Berezin reports that Riyadh had “changed immensely” since his first visit, in May 2011. “The number of restaurants and entertainment venues has increased exponentially. The ban on women drivers was lifted only four years ago. In that short time, it has become a common-day occurrence.”
Capital flows into and out of the region are reflecting a “new geopolitical reality,” he says. “The freezing of Russia’s foreign exchange reserves sent a shockwave across much of the world, with a number of other emerging markets (EM) countries wondering if ‘they are next.’ Ironically, the Middle East has emerged as a neutral player of sorts in this multipolar world, and hence a safer destination for capital flows.”

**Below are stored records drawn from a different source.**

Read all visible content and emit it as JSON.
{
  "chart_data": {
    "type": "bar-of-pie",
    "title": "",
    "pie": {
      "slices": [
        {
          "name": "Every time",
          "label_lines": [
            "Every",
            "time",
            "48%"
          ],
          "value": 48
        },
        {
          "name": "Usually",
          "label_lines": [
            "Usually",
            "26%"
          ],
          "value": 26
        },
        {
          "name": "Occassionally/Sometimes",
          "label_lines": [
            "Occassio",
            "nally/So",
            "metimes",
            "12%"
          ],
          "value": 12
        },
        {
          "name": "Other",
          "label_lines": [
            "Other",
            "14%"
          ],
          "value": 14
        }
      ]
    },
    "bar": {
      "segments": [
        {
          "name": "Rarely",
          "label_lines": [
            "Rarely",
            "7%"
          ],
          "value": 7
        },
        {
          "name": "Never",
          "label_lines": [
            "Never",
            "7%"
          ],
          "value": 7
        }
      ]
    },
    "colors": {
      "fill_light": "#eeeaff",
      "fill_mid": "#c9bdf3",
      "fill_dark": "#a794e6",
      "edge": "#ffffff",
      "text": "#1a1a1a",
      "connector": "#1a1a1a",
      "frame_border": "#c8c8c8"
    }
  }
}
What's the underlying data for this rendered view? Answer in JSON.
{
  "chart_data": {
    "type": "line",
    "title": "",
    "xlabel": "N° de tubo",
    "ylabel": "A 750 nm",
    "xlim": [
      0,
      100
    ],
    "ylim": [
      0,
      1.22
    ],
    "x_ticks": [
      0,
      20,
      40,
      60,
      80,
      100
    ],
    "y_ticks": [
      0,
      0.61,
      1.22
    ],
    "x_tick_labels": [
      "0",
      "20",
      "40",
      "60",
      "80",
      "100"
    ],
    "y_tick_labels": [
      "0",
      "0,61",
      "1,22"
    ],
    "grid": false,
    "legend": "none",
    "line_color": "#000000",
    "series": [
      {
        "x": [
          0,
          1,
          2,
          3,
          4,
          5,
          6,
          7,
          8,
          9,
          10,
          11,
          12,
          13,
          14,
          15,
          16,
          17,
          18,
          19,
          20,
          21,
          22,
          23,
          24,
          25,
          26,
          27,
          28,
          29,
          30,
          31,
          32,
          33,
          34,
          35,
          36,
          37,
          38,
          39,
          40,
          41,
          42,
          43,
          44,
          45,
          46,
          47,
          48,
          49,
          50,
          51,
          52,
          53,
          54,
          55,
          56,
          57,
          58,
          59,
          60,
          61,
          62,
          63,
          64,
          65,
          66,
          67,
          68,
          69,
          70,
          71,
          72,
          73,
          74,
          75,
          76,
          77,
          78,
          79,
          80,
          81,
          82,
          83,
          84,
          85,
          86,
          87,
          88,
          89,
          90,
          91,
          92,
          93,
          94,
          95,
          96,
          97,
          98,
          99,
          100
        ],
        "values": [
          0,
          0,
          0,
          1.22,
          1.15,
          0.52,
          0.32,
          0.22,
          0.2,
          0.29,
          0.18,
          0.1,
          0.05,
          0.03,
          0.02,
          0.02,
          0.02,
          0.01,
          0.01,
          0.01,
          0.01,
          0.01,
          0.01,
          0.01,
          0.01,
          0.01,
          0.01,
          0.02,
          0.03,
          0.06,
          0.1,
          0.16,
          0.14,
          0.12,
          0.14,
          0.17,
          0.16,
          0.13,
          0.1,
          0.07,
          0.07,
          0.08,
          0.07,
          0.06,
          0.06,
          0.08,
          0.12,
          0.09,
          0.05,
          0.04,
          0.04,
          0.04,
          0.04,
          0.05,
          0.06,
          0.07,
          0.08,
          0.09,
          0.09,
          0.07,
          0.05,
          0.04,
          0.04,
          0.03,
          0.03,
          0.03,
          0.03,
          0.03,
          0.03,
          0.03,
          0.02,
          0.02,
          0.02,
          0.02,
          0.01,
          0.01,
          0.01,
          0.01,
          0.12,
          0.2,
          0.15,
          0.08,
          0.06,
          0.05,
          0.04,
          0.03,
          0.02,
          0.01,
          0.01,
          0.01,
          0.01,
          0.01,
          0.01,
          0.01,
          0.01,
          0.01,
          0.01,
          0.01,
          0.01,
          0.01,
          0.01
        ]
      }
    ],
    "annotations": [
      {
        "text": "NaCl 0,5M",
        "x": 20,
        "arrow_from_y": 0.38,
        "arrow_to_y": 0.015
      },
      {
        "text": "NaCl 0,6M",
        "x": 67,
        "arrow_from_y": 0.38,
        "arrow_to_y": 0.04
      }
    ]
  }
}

On the flipside, the region’s oil exporters “appear to be acting more strategically” in how they allocate their petrodollar earnings. “Rather than simply parking the proceeds of oil sales in overseas US dollar bank accounts, they are investing them in ways that further their economic and political goals. One clear trend is that equity allocations to both overseas public and private markets are rising. Other emerging markets stand to benefit the most from this development, especially EMs who have assets that Middle Eastern countries deem important – assets tied to food security being a prime example.”
Assuming that the current level of oil prices is maintained, BCA estimates that non-US oil exports will rise to US$2.5 trillion in 2022, up from US$1.5 trillion in 2021. About 40% of this windfall will flow to the Middle East. “That is a big slug of cash, enough to influence the direction of equity markets,” he says.